By Chemtex International Inc. | July 17, 2013

Chemtex International Inc. of Wilmington, N.C.,  and Murphy-Brown LLC of Warsaw, N.C., have signed a long-term agreement for the supply of purpose grown energy crops and residues to be used as cellulosic feedstock in Project Alpha, Chemtex’s cellulosic ethanol facility planned for Clinton, N.C.

The agreement covers a number of feedstocks to be grown on approximately 6,000 acres of land owned or controlled by Murphy-Brown. The proposed crops will be grown on acreage that is not typically used for grain production and will represent the backbone of the supply chain for the planned Chemtex biorefinery. Final execution of the agreement is contingent upon achieving financial closure for the project.

“We are excited to be working with Chemtex to bring cellulosic ethanol to eastern North Carolina,” said Don Butler, vice president of government relations and public affairs with Murphy-Brown. “The production of these feedstocks will be a natural complement to livestock production in the state and will bring new opportunities for farmers large and small. This project will demonstrate to policymakers that their focus should be on encouraging these American-made next-generation biofuels that are produced without consuming foodstuffs.”

Although the agreement represents a substantial portion of the feedstock required to operate the facility, additional acreage will be contracted in the coming months. “It’s a privilege to be working with Murphy-Brown and is representative of the support we have received in North Carolina. It’s a great first step in filling out our supply needs and we are looking forward to contracting with additional farmers in the area,” said Matt Harrod, director of supply chain development for Chemtex.

A significant part of the supply chain will be met through the use of new cellulosic ethanol feedstocks recently approved by the U.S. EPA.  Sen. Kay Hagan, D-N.C., and Reps.

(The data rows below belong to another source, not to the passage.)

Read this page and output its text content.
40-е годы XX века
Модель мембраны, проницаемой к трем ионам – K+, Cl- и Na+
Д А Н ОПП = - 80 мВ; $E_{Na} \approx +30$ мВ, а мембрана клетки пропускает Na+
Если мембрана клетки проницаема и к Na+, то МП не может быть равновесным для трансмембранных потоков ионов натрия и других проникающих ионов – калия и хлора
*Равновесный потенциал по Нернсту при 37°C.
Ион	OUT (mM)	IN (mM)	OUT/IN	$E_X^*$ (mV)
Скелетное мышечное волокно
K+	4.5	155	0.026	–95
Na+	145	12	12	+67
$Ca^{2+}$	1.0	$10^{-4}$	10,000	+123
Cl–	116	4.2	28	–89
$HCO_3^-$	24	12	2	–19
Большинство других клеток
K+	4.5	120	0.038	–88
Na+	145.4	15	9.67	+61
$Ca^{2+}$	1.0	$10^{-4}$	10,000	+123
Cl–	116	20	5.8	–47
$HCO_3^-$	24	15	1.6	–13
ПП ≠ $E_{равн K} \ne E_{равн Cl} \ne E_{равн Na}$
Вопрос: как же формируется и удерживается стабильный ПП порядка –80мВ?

G.K. Butterfield, D-N.C., and Mike McIntyre, D-N.C., were instrumental in getting the administration to work with the federal resource agencies on establishing a pathway for their approval.

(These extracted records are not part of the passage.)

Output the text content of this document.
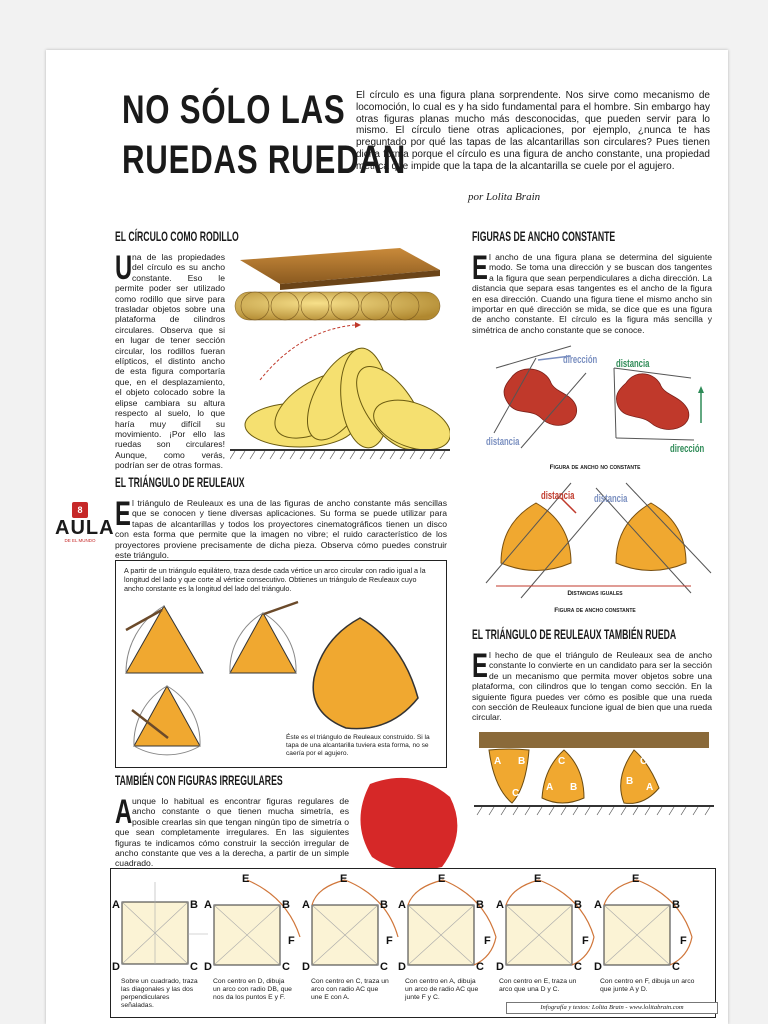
NO SÓLO LAS
RUEDAS RUEDAN
El círculo es una figura plana sorprendente. Nos sirve como mecanismo de locomoción, lo cual es y ha sido fundamental para el hombre. Sin embargo hay otras figuras planas mucho más desconocidas, que pueden servir para lo mismo. El círculo tiene otras aplicaciones, por ejemplo, ¿nunca te has preguntado por qué las tapas de las alcantarillas son circulares? Pues tienen dicha forma porque el círculo es una figura de ancho constante, una propiedad métrica que impide que la tapa de la alcantarilla se cuele por el agujero.
por Lolita Brain
EL CÍRCULO COMO RODILLO
Una de las propiedades del círculo es su ancho constante. Eso le permite poder ser utilizado como rodillo que sirve para trasladar objetos sobre una plataforma de cilindros circulares. Observa que si en lugar de tener sección circular, los rodillos fueran elípticos, el distinto ancho de esta figura comportaría que, en el desplazamiento, el objeto colocado sobre la elipse cambiara su altura respecto al suelo, lo que haría muy difícil su movimiento. ¡Por ello las ruedas son circulares! Aunque, como verás, podrían ser de otras formas.
FIGURAS DE ANCHO CONSTANTE
El ancho de una figura plana se determina del siguiente modo. Se toma una dirección y se buscan dos tangentes a la figura que sean perpendiculares a dicha dirección. La distancia que separa esas tangentes es el ancho de la figura en esa dirección. Cuando una figura tiene el mismo ancho sin importar en qué dirección se mida, se dice que es una figura de ancho constante. El círculo es la figura más sencilla y simétrica de ancho constante que se conoce.
dirección distancia
distancia
dirección
Figura de ancho no constante
distancia distancia
Distancias iguales
Figura de ancho constante
8
AULA
DE EL MUNDO
EL TRIÁNGULO DE REULEAUX
El triángulo de Reuleaux es una de las figuras de ancho constante más sencillas que se conocen y tiene diversas aplicaciones. Su forma se puede utilizar para tapas de alcantarillas y todos los proyectores cinematográficos tienen un disco con esta forma que permite que la imagen no vibre; el ruido característico de los proyectores proviene precisamente de dicha pieza. Observa cómo puedes construir este triángulo.
A partir de un triángulo equilátero, traza desde cada vértice un arco circular con radio igual a la longitud del lado y que corte al vértice consecutivo. Obtienes un triángulo de Reuleaux cuyo ancho constante es la longitud del lado del triángulo.
Éste es el triángulo de Reuleaux construido. Si la tapa de una alcantarilla tuviera esta forma, no se caería por el agujero.
EL TRIÁNGULO DE REULEAUX TAMBIÉN RUEDA
El hecho de que el triángulo de Reuleaux sea de ancho constante lo convierte en un candidato para ser la sección de un mecanismo que permita mover objetos sobre una plataforma, con cilindros que lo tengan como sección. En la siguiente figura puedes ver cómo es posible que una rueda con sección de Reuleaux funcione igual de bien que una rueda circular.
A B
C
C
A B
C
B
A
TAMBIÉN CON FIGURAS IRREGULARES
Aunque lo habitual es encontrar figuras regulares de ancho constante o que tienen mucha simetría, es posible crearlas sin que tengan ningún tipo de simetría o que sean completamente irregulares. En las siguientes figuras te indicamos cómo construir la sección irregular de ancho constante que ves a la derecha, a partir de un simple cuadrado.
A	B
D	C
A	B
D	C
E
F
A	B
D	C
E
F
A	B
D	C
E
F
A	B
D	C
E
F
A	B
D	C
E
F
Sobre un cuadrado, traza las diagonales y las dos perpendiculares señaladas.
Con centro en D, dibuja un arco con radio DB, que nos da los puntos E y F.
Con centro en C, traza un arco con radio AC que une E con A.
Con centro en A, dibuja un arco de radio AC que junte F y C.
Con centro en E, traza un arco que una D y C.
Con centro en F, dibuja un arco que junte A y D.
Infografía y textos: Lolita Brain - www.lolitabrain.com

Project Alpha will produce 20 million gallons of environmentally friendlier cellulosic ethanol annually using Beta Renewables’ market leading Proesa Technology.  It is expected to create approximately 65 direct and at least 250 indirect jobs excluding those relating to the construction of the plant and is expected to be the foundation for the further expansion and development a significant “green” industry in North Carolina.